Data visualisation is a way for you to tell the story with data to help your end-user. If you start off with vague questions it’ll allow you to do data exploration, but you will end up with a vague story that doesn’t inform your user with much. This results in a weak data visualisation that doesn’t lead to a useful outcome.
For this reason, a specific question leads to a powerful story and this can be leveraged into a data visualisation that has structure and impact. Therefore, it is important to form a clear, concise and specific hypothesis this will help your analytical journey.
What to do you if you’re working with big data?
Big data is a common term that we all hear frequently, but what does it refer to? For this first section, we are going to keep things simple. To start off with big data refers to the massive volume of data, this data is large enough that it can be difficult to process and analyse.
It can be overwhelming if you’re analysing big data for the first time, even more, nerve-wracking if this is the first time you are analysing your data.
The first step, just take a different subset of your data this will make it easier to explore and familiarise yourself with the data you are working with, in addition to this it’ll be easier for you to understand the relationships between the different variable within your dataset.
Find the patterns within your data?
The easiest way to first understand your data is to discover the trend analysis that exists within your dataset. This can reveal interesting patterns of behaviour, which can lead to informed decision-making skills. The first place to start is to play around with your time variables, start plotting your data on a monthly, weekly, yearly, daily and quarterly level – whatever makes sense for your data. What are you starting to see?Do you have missing dates – that can be just as revealing in terms of information about your data quality. Maybe you’ll want to highlight this and investigate it further.
Is there a seasonal trend?
Are their outliers in your data? If yes, did a specific event trigger it?
How are things changing over time? Consider taking a look at the percentage difference next
Now that you’re exploring your data, this will cause more questions to arise.

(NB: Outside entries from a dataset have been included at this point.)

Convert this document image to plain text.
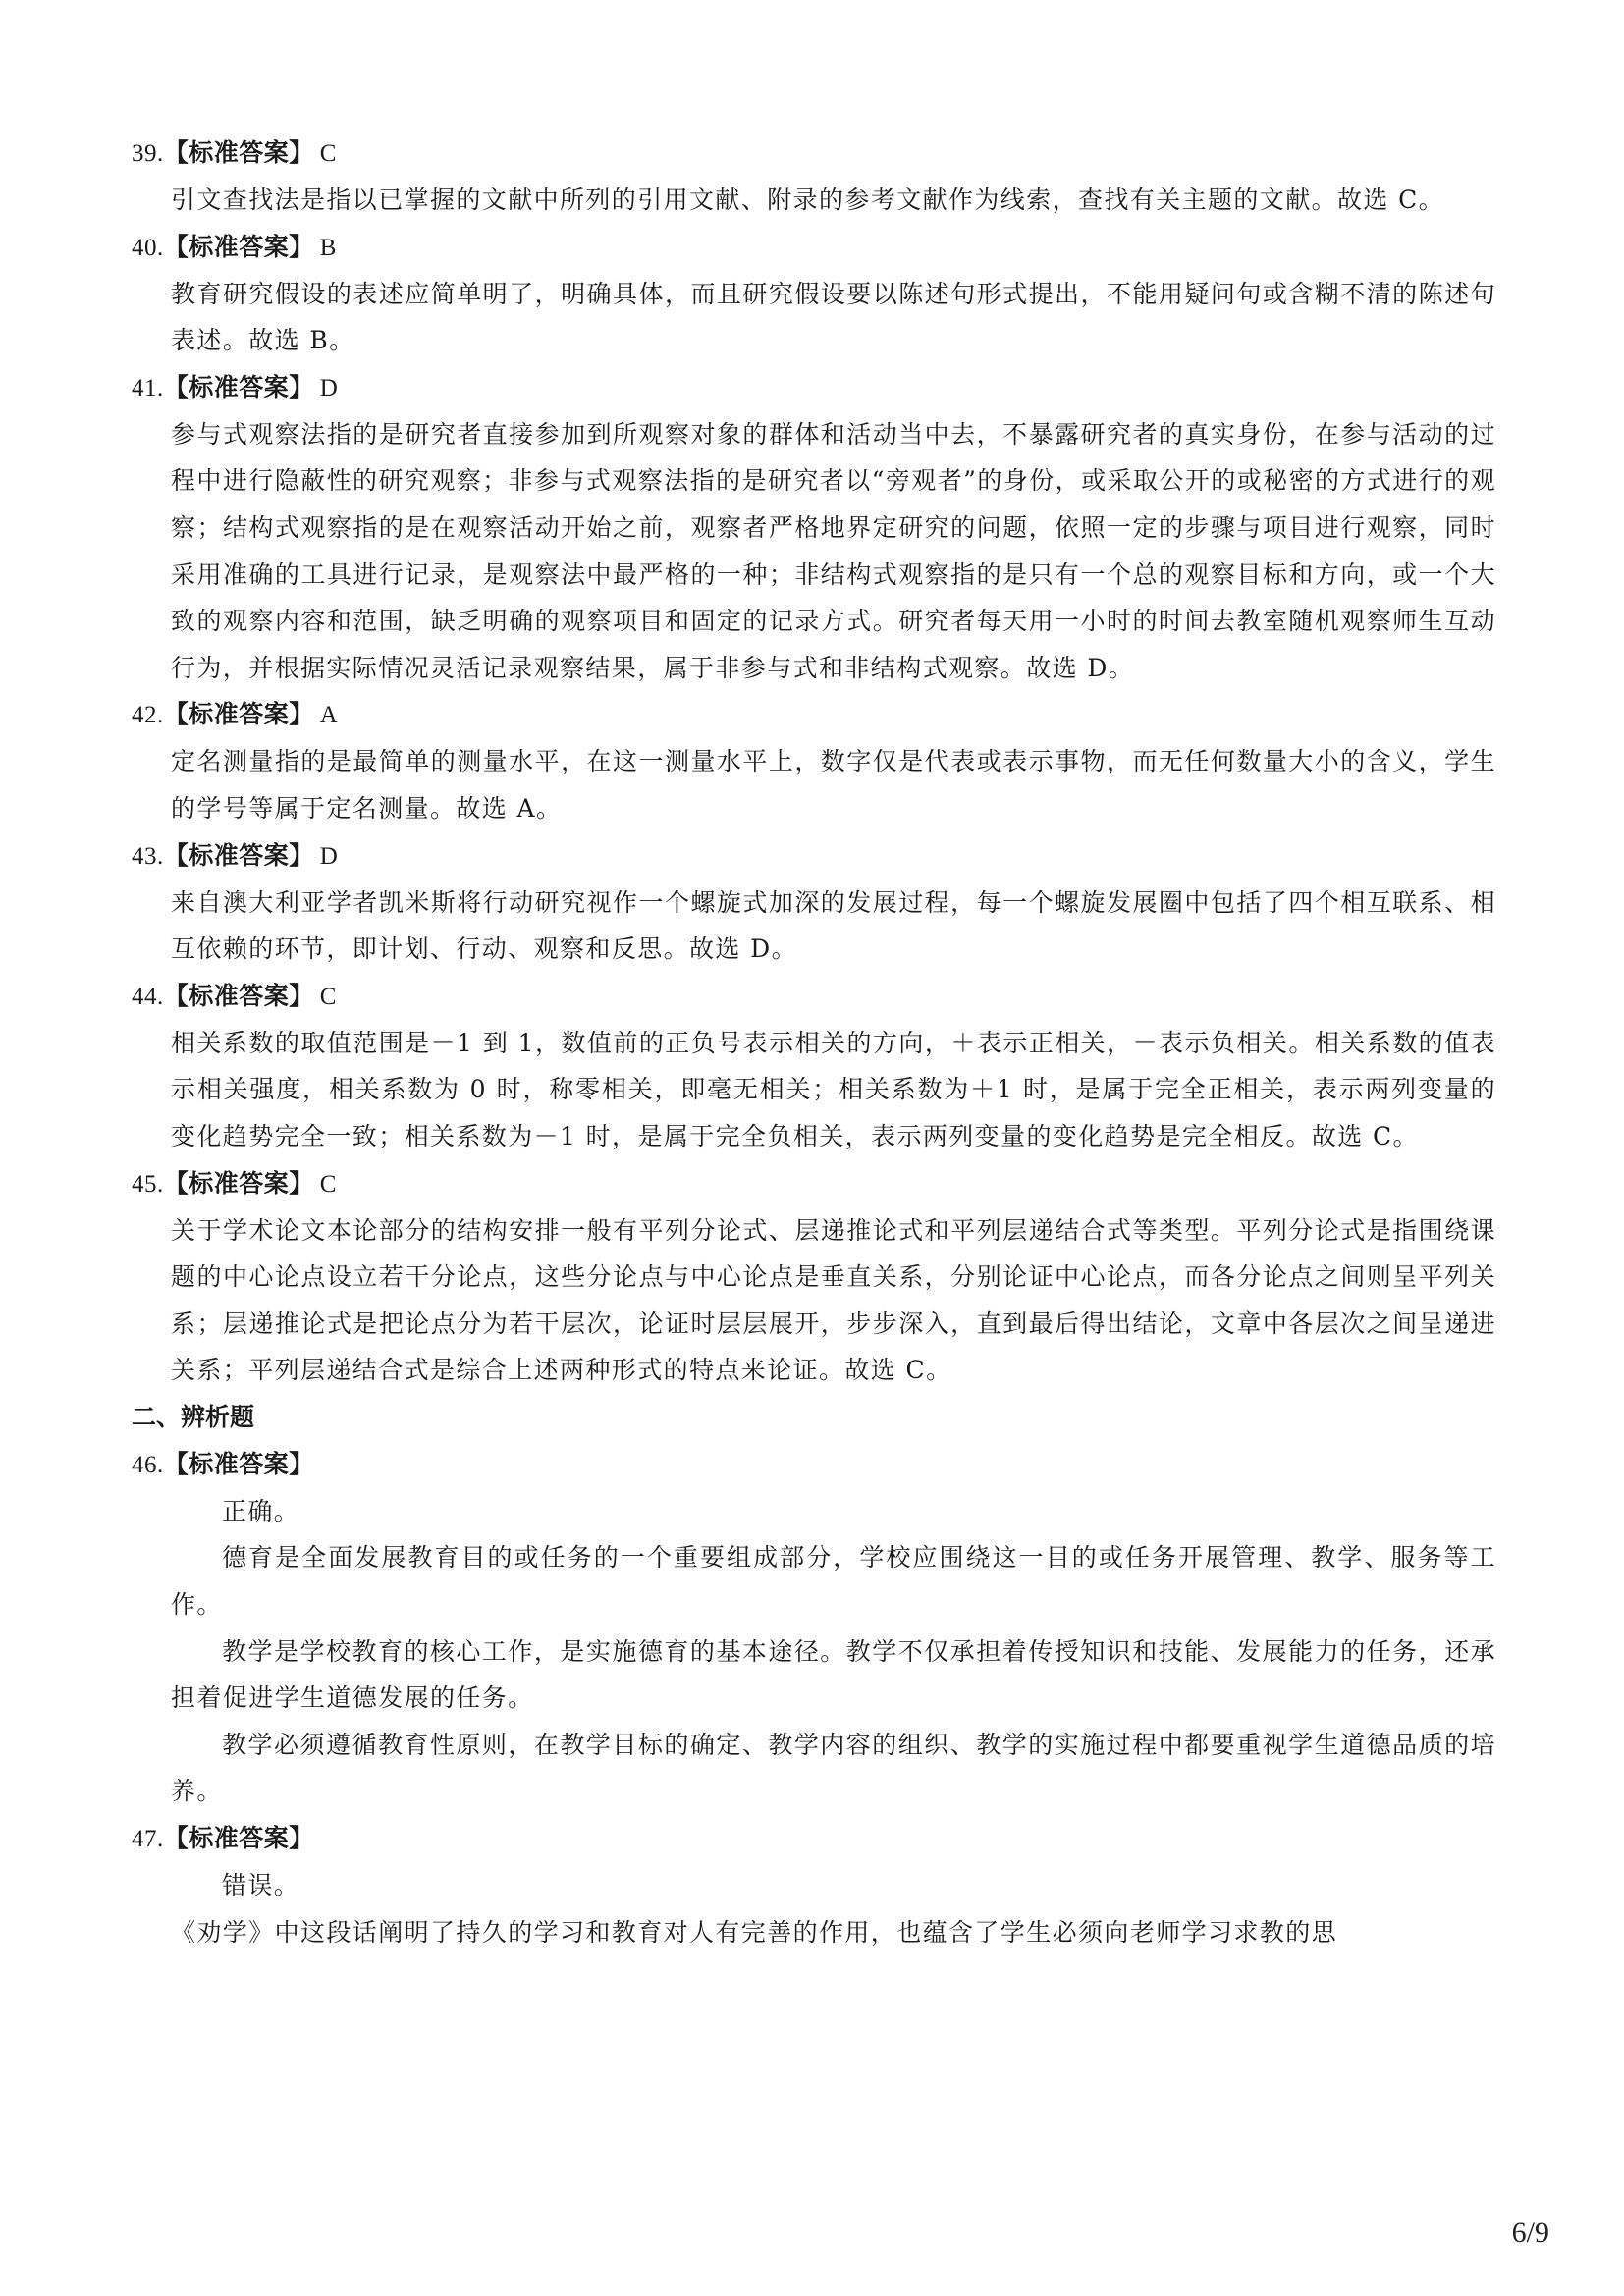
39.【标准答案】 C

引文查找法是指以已掌握的文献中所列的引用文献、附录的参考文献作为线索，查找有关主题的文献。故选 C。

40.【标准答案】 B

教育研究假设的表述应简单明了，明确具体，而且研究假设要以陈述句形式提出，不能用疑问句或含糊不清的陈述句表述。故选 B。

41.【标准答案】 D

参与式观察法指的是研究者直接参加到所观察对象的群体和活动当中去，不暴露研究者的真实身份，在参与活动的过程中进行隐蔽性的研究观察；非参与式观察法指的是研究者以“旁观者”的身份，或采取公开的或秘密的方式进行的观察；结构式观察指的是在观察活动开始之前，观察者严格地界定研究的问题，依照一定的步骤与项目进行观察，同时采用准确的工具进行记录，是观察法中最严格的一种；非结构式观察指的是只有一个总的观察目标和方向，或一个大致的观察内容和范围，缺乏明确的观察项目和固定的记录方式。研究者每天用一小时的时间去教室随机观察师生互动行为，并根据实际情况灵活记录观察结果，属于非参与式和非结构式观察。故选 D。

42.【标准答案】 A

定名测量指的是最简单的测量水平，在这一测量水平上，数字仅是代表或表示事物，而无任何数量大小的含义，学生的学号等属于定名测量。故选 A。

43.【标准答案】 D

来自澳大利亚学者凯米斯将行动研究视作一个螺旋式加深的发展过程，每一个螺旋发展圈中包括了四个相互联系、相互依赖的环节，即计划、行动、观察和反思。故选 D。

44.【标准答案】 C

相关系数的取值范围是－1 到 1，数值前的正负号表示相关的方向，＋表示正相关，－表示负相关。相关系数的值表示相关强度，相关系数为 0 时，称零相关，即毫无相关；相关系数为＋1 时，是属于完全正相关，表示两列变量的变化趋势完全一致；相关系数为－1 时，是属于完全负相关，表示两列变量的变化趋势是完全相反。故选 C。

45.【标准答案】 C

关于学术论文本论部分的结构安排一般有平列分论式、层递推论式和平列层递结合式等类型。平列分论式是指围绕课题的中心论点设立若干分论点，这些分论点与中心论点是垂直关系，分别论证中心论点，而各分论点之间则呈平列关系；层递推论式是把论点分为若干层次，论证时层层展开，步步深入，直到最后得出结论，文章中各层次之间呈递进关系；平列层递结合式是综合上述两种形式的特点来论证。故选 C。

二、辨析题
46.【标准答案】

正确。

德育是全面发展教育目的或任务的一个重要组成部分，学校应围绕这一目的或任务开展管理、教学、服务等工作。

教学是学校教育的核心工作，是实施德育的基本途径。教学不仅承担着传授知识和技能、发展能力的任务，还承担着促进学生道德发展的任务。

教学必须遵循教育性原则，在教学目标的确定、教学内容的组织、教学的实施过程中都要重视学生道德品质的培养。

47.【标准答案】

错误。

《劝学》中这段话阐明了持久的学习和教育对人有完善的作用，也蕴含了学生必须向老师学习求教的思

6/9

Start noted down some of those questions, keep them specific and evaluate if they are worth exploring.
The more you explore your data the more the question: “why?” will pop up in your head. This is because data can tell you what is happening, when is it happening, however, it cannot always tell you why this is happening. The question “why” a lot of the time is the most important aspect of the story that people want to understand and discover, so how can you do this with data?
One of the ways you can discover the answer to why things are happening is by putting together the background story. For example, you discover there was a specific month where sales were underperforming more than usual, it looks like an outlier and doesn’t fit with the normal seasonal trend analysis you have found. The first thing you can do is start talking to your team, your manager and find out did a specific event happen on that day, is the data quality accurate for that time period.
Data quality in any organisation will never be 100% and it won’t have all the answers you want to discover but what it can do is act as guidance and offer you more information than what you had to begin with. This is why it’s important to critically look at your data in these key ways: What questions is your data not able to provide you with the answers you need?
How is your data being collected?
How error-prone is your data?
Is your data sample biased?
How representative is your data?
What is the level of uncertainty within your data?
All of these are the key questions you need to ask concerning your data, due to this data is in a lifecycle that continues to grow and develop that’s why data is a journey that we go through by:
Good quality data visualisation is a dashboard that improves the quality of insight and the ability to make decisions. This is based on the effectiveness of the dashboard is in communicating the information garnered from the data.